Zeeman: “Schedule cycling team can go into the trash can”

Zeeman: “Schedule cycling team can go into the trash can”

All the schedules that cycling team Team Jumbo-Visma had made for this season can be thrown away thanks to the corona crisis. With the strongest team ever, the Dutch team would take a shot at the final victory in the Tour de France, this summer. But for now, Tom Dumoulin, Primoz Roglic and Steven Kruijswijk are only working on maintaining their condition. Indoors or outdoors, depending on the country where they are staying.
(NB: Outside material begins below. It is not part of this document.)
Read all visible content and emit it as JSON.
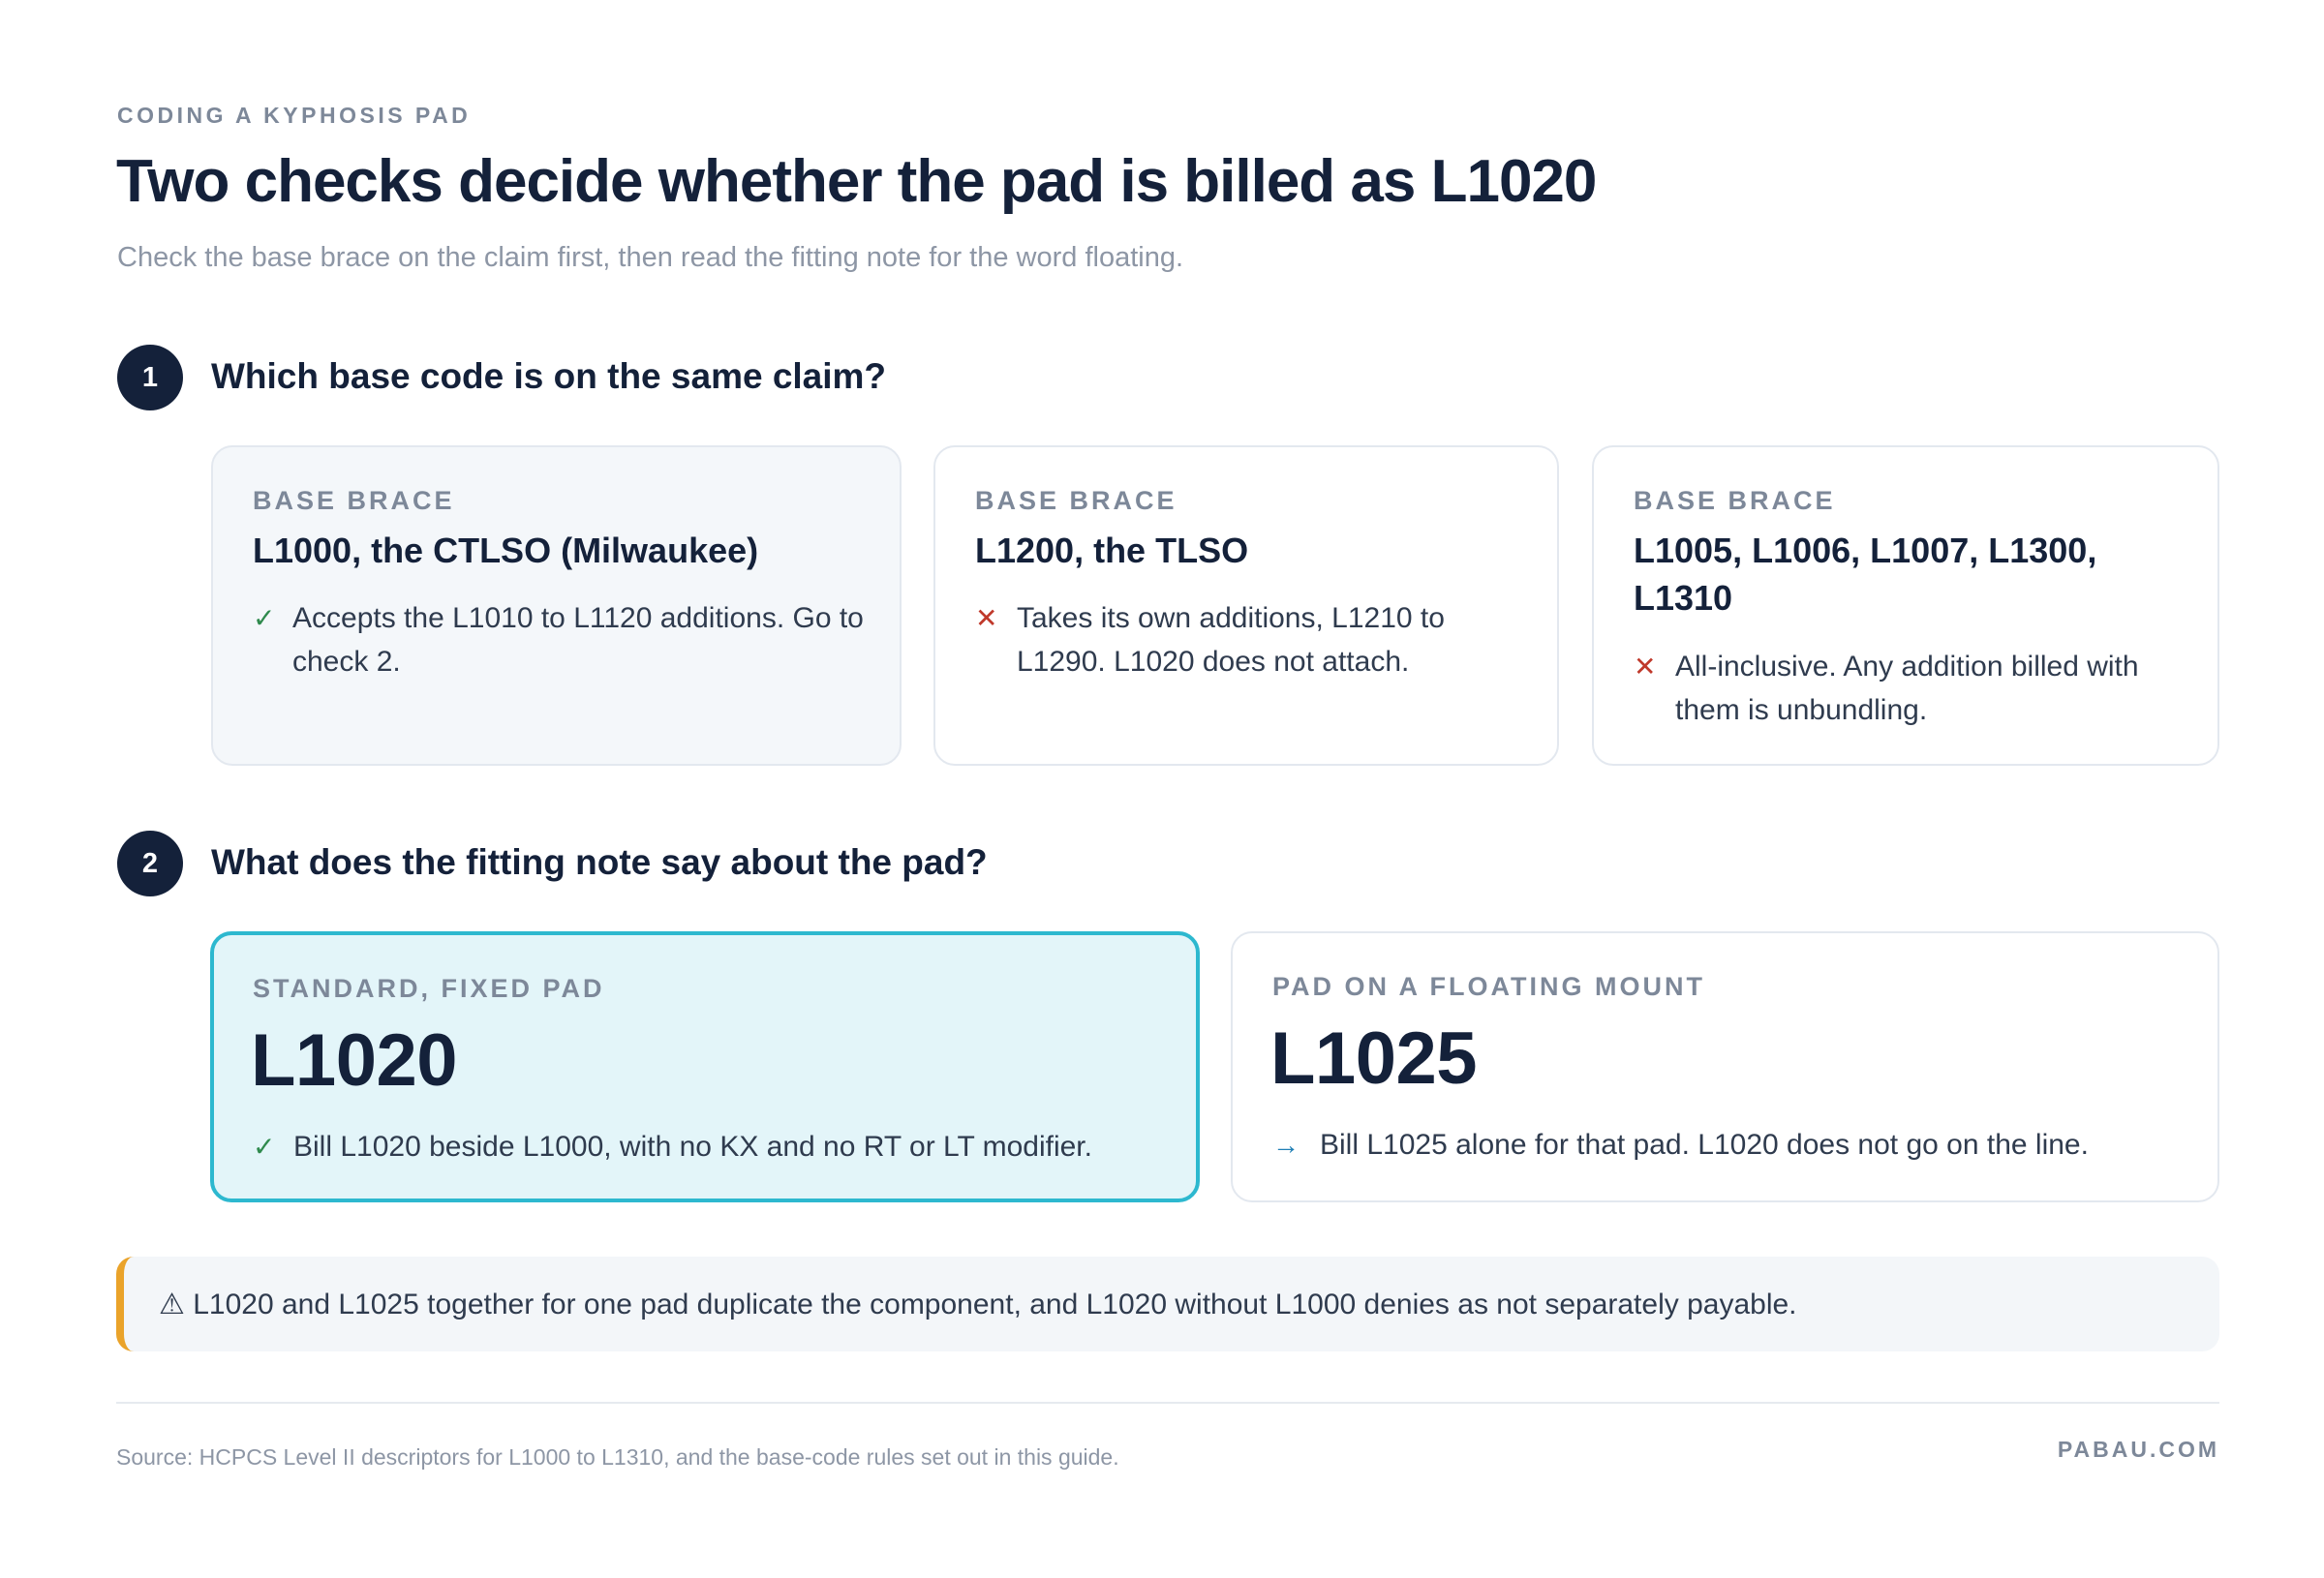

“We don’t have a goal right now”, Merijn Zeeman, sports director of Team Jumbo-Visma, says to the general Dutch press office ANP. “When everything gets going again, we’ll have to go back to the drawing board.” According to Zeeman, a thorough preparation for the Tour requires six to eight weeks. That includes, for example, designated training. “For the time being, most of our riders only train on a bike roller.”

Team Jumbo-Visma decided to cancel their participation in races like Paris-Nice and Milan-Sanremo before the season had truly started. “We are a team that takes social responsibility. If we think that the health of the riders and staff, but in fact of society as a whole, is at risk, we don’t think we should be racing.” Zeeman doesn’t think he has to make the same decision about participating in the Tour. “For now I assume the UCI and the ASO (organiser of Paris-Nice, but also of the Tour) have learned from the mistake to let Paris-Nice continue.”
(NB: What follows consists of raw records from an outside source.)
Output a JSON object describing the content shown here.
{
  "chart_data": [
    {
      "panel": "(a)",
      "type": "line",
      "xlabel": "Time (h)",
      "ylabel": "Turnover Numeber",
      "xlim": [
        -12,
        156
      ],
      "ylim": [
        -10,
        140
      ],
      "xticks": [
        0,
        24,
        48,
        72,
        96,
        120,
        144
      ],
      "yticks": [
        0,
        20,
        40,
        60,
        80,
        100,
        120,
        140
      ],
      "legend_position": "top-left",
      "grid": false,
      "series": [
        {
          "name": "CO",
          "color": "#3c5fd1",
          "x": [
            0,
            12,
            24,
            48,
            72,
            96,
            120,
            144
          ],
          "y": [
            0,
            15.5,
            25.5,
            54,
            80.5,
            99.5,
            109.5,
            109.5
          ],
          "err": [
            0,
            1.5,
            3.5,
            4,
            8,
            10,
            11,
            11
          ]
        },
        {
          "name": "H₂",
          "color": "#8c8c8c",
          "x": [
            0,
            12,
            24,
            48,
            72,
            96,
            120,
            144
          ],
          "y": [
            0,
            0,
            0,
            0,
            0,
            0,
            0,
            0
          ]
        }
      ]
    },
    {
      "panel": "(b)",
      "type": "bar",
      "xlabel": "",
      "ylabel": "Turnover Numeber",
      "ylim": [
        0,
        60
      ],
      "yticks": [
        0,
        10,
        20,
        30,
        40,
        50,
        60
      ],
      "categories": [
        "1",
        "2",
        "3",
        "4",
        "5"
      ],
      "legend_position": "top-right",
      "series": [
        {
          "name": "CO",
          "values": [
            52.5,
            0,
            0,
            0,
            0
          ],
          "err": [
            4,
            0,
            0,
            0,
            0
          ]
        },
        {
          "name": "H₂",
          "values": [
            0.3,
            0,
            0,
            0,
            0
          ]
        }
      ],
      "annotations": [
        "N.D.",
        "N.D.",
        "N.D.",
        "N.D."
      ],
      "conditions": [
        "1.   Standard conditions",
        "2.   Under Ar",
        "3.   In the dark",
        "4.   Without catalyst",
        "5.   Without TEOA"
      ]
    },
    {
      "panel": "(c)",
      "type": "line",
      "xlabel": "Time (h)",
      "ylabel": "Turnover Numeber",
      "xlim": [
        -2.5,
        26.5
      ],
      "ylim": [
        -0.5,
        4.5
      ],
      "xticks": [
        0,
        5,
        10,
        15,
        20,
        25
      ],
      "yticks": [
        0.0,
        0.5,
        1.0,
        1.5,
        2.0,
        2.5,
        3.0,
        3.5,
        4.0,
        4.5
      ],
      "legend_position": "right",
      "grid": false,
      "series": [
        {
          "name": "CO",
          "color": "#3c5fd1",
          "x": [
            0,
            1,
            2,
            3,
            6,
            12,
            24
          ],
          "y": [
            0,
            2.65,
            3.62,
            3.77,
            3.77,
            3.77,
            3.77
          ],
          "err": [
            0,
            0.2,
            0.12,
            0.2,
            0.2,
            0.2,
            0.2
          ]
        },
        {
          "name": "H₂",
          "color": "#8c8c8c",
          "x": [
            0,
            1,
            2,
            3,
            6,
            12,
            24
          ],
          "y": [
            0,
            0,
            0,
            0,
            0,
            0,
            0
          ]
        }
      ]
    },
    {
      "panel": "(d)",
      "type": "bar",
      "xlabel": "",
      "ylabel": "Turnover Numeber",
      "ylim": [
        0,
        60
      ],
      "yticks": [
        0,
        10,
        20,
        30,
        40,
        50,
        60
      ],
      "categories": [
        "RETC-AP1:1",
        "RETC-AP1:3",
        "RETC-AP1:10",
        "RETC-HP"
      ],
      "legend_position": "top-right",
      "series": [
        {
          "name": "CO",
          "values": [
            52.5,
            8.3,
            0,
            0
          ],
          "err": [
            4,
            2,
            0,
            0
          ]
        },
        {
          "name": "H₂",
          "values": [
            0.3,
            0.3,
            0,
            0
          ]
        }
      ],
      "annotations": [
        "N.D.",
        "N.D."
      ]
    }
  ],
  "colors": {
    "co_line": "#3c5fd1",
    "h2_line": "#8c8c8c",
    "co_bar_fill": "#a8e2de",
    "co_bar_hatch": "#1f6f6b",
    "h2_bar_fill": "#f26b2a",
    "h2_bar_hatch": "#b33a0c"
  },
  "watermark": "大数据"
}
Zeeman and certainly the riders are waiting for a goal on the horizon. “Now training is, as far as possible, maintenance and perhaps also distraction. We realise that the chance of the Tour taking place is very small. Also because there can’t really be a fair competition.”

But what if the Tour disappears, but later, in August, the Vuelta will continue? Will the ‘dream team’ with which Jumbo-Visma wanted to go to the Tour go to Spain instead? Zeeman doesn’t rule out that possibility. “If they could cycle again, all the old plans would go to waste. Then there might also be a new cycling calendar.”

Bizarre times, says Zeeman, who hopes to get something positive out of it. “We’re now also starting up things like personality tests, we’re continue to work on the development of the food coach app so that we can say that we’ve not been idle when the world starts spinning again. It’s a pity, especially because we had big plans. But we are now facing a crisis on an unprecedented scale. There are more important things at the moment. They transcend this sport.”